Kalau provinsi diletakkan sebagai wakil pemerintah pusat dan titik tekan otonomi daerah ada di kabupaten dan kota, maka pilkada langsung tidak relevan. Tapi kalau penguatan provinsi/peran gubernur lebih condong sebagai daerah otonom dan titik berat otonomi daerah ada di provinsi, maka pilkada langsung sangat signifikan.

Dalam konteks DKI Jakarta, hal-hal tersebut di atas harus menjadi pertimbangan serius. Harus dipikirkan dampak positif dan negatif dari perubahan pasal dan ayat tentang poin mekanisme pilkada terhadap pemerintah daerah dan kualitas demokrasi. Dan tak kalah pentingnya juga adalah kemanfaatannya untuk jangka panjang.

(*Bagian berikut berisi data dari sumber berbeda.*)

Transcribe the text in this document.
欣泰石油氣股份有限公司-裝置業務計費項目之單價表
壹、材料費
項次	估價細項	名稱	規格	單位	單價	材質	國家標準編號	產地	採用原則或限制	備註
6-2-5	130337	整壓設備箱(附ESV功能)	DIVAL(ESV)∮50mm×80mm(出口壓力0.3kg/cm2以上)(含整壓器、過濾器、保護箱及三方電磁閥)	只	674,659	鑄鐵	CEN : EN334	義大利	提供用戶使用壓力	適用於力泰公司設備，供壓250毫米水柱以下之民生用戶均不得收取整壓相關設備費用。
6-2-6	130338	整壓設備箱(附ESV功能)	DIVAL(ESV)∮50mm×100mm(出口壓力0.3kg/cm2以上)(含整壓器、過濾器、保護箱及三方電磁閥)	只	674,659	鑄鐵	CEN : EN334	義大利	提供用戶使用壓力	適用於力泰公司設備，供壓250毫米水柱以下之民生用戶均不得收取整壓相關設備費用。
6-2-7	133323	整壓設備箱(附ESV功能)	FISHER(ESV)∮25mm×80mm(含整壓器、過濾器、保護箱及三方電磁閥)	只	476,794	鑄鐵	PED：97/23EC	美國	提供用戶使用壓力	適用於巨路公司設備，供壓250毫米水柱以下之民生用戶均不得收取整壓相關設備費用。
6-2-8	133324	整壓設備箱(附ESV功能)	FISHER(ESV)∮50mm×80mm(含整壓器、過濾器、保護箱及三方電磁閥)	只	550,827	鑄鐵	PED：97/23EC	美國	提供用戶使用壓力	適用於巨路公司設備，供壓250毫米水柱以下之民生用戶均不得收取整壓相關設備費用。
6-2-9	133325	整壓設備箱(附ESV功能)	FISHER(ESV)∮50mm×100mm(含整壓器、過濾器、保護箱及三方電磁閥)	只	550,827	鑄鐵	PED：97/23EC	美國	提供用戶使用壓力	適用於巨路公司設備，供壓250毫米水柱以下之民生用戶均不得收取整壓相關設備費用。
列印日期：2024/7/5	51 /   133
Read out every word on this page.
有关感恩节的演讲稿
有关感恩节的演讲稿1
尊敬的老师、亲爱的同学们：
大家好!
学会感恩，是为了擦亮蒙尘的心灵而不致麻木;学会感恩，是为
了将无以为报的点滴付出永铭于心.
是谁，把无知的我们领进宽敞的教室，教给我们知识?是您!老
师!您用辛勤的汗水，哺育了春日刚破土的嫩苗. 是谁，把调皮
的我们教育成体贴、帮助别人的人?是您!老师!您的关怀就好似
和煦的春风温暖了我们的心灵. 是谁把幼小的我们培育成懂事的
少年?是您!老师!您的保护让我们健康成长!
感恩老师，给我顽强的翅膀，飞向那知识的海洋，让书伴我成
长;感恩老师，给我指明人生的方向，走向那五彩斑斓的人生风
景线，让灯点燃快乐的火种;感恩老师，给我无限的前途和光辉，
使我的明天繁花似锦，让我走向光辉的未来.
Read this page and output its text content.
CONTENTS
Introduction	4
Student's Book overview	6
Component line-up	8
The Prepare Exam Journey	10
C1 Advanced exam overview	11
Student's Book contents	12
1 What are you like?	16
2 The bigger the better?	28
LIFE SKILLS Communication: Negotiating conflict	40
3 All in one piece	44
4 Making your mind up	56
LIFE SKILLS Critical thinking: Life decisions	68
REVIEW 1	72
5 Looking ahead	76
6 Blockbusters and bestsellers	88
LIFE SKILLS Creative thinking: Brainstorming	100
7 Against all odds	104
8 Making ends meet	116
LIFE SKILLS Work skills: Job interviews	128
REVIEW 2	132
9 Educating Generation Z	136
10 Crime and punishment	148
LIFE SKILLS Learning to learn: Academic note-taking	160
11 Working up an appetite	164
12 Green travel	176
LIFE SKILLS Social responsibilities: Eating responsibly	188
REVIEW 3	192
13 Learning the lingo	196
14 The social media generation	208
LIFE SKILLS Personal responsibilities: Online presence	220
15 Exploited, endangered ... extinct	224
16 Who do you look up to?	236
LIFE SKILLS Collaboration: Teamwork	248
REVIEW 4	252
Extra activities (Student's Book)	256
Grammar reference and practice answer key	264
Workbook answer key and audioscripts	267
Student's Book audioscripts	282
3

Revisi UU tidak boleh dirumuskan dan ditetapkan karena kuatnya tarikan kepentingan atau pertimbangan kepentingan sesaat. Sebab, UU yang dihasilkan dengan hanya mempertimbangkan cara-cara tersebut menimbulkan kontroversi di tengah masyarakat dan akhirnya digugat di MK.

Khusus tentang pasal mekanisme pilkada langsung yang perlu direvisi adalah apakah syarat 50 + 1 masih relevan untuk DKI Jakarta.

Usulan untuk mengaplikasikan pilkada satu putaran tampaknya bisa menjadi win-win solution ketimbang mengubahnya menjadi pilkada via penunjukan gubernur oleh presiden. Selain model penunjukan tersebut terbaca sangat elitis, juga menghapus sistem demokrasi partisipatoris: dari "rakyat, oleh rakyat, untuk rakyat".